Paul Wrong on Texas Shooters


Sen. Rand Paul said the attack in Garland, Texas, was “an example of how we do need to secure our border,” but neither of the attackers crossed the southern border to gain access to the U.S. Both were Americans who were believed to have been radicalized in their hometown of Phoenix.

The two men were shot dead after wounding a security guard while trying to shoot their way into a Muhammad Art Exhibit and Cartoon Contest.

During an interview on Fox News on May 5, host Greta Van Susteren asked Paul, who formally announced his candidacy for president on April 7, if he would call what happened an act of terrorism.

Paul, May 5: Absolutely, it’s terrorism.

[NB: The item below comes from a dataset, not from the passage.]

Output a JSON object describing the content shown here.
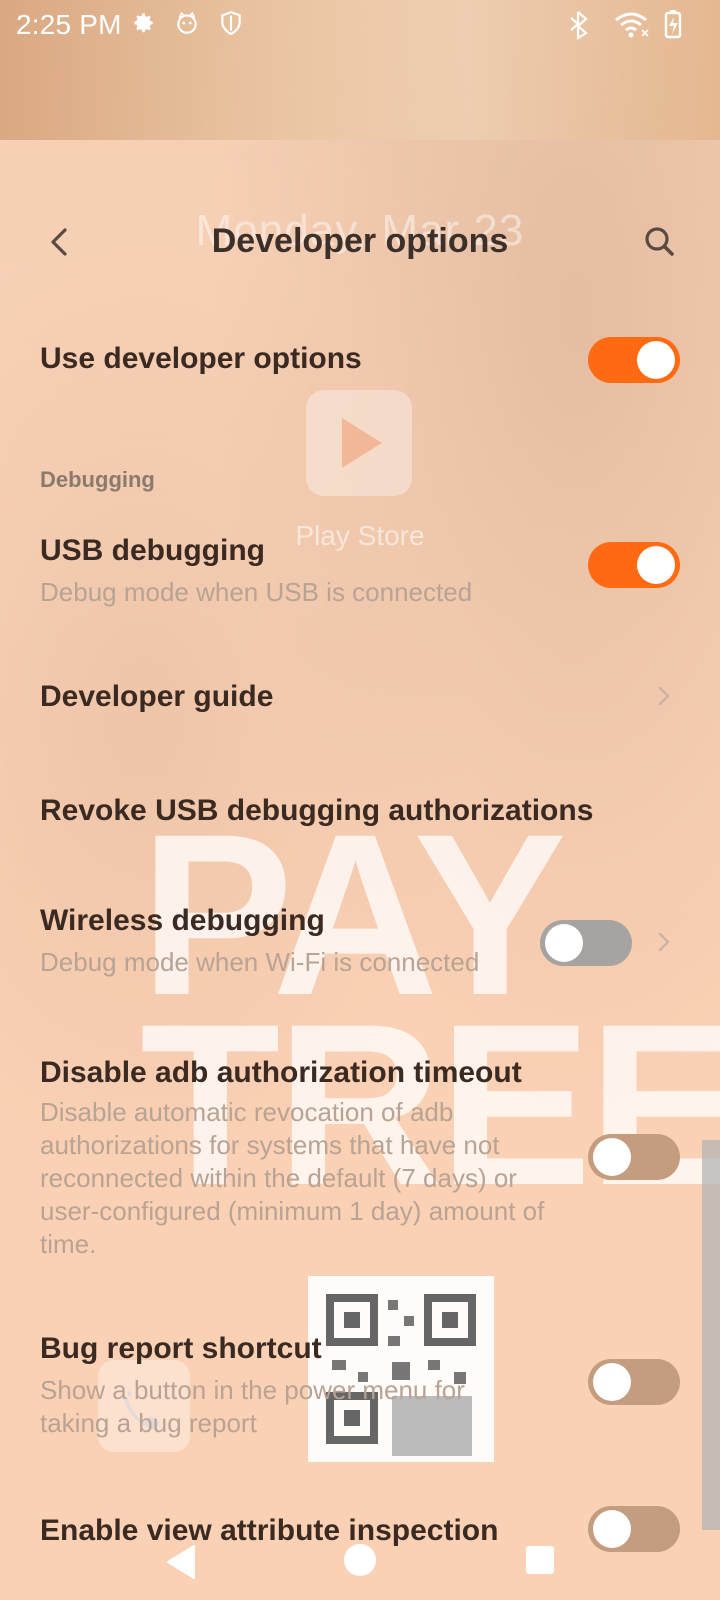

I think it’s an example of how we do need to secure our border. I’m not sure where they came from but we do need to secure our southern border.

Van Susteren: They’re Americans.

Paul: We still need to secure our southern border. The other thing I would say, though, is we also need to secure who visits us in the country. And apparently, one of them had already been investigated over time. Maybe those who have been investigated need to be followed a little more closely.

Since Paul plowed right through Van Susteren’s correction, let’s repeat it. Both of the attackers — Nadir Soofi and Elton Simpson — were Americans. They did not gain entry to the U.S. through the southern border. They were not visitors.

According to the Dallas Morning News, Soofi was born in Dallas to an American mother and a Pakistani father, and spent the first three years of his life in Garland, Texas, before moving to Plano, Texas, and then Alabama. When Soofi’s parents split up, Soofi moved in the 1990s to Pakistan to live with his father, and he attended the prestigious private school the International School of Islamabad for six years. In 1998, Soofi returned to the U.S. to live with his mother, first in Utah, where he briefly attended the University of Utah, and then, ultimately in Phoenix. It was there that Soofi met Simpson, and according to friends, where he became radicalized.

Simpson, too, is an American citizen. He was born in Illinois and moved to Phoenix as a youngster. He attended Yavapai College, a junior college in Prescott, Arizona.

As Paul noted, Simpson was on the radar of federal law enforcement officials. In 2009, Simpson was recorded by an FBI informant making plans to join fellow jihadists in Somalia. Simpson was cleared on terrorism charges, but a judge concluded Simpson made false statements to the FBI about plans to travel to Somalia. He was sentenced to three years of probation, which ended last year. According to the Houston Chronicle, federal authorities had an open investigation into Simpson at the time of the shooting.

But neither man needed to sneak into the U.S. via the southern border. Nor were they visitors to the U.S. They were both American citizens living in Phoenix as roommates, and both were believed to have been radicalized in Arizona, largely via the Internet. To suggest this particular case is an example of the need to secure the southern border is simply wrong.

— Robert Farley

Update, May 11: The Paul campaign says Paul never claimed the Texas attackers crossed the border illegally or that they were visitors to the country. It says Paul was making the point that securing the border should be part of the national defense against terrorism.

While this may have been the intent of Paul’s statement, we think his wording – that the shooting is “an example of how we do need to secure our border” — would leave viewers with a different impression.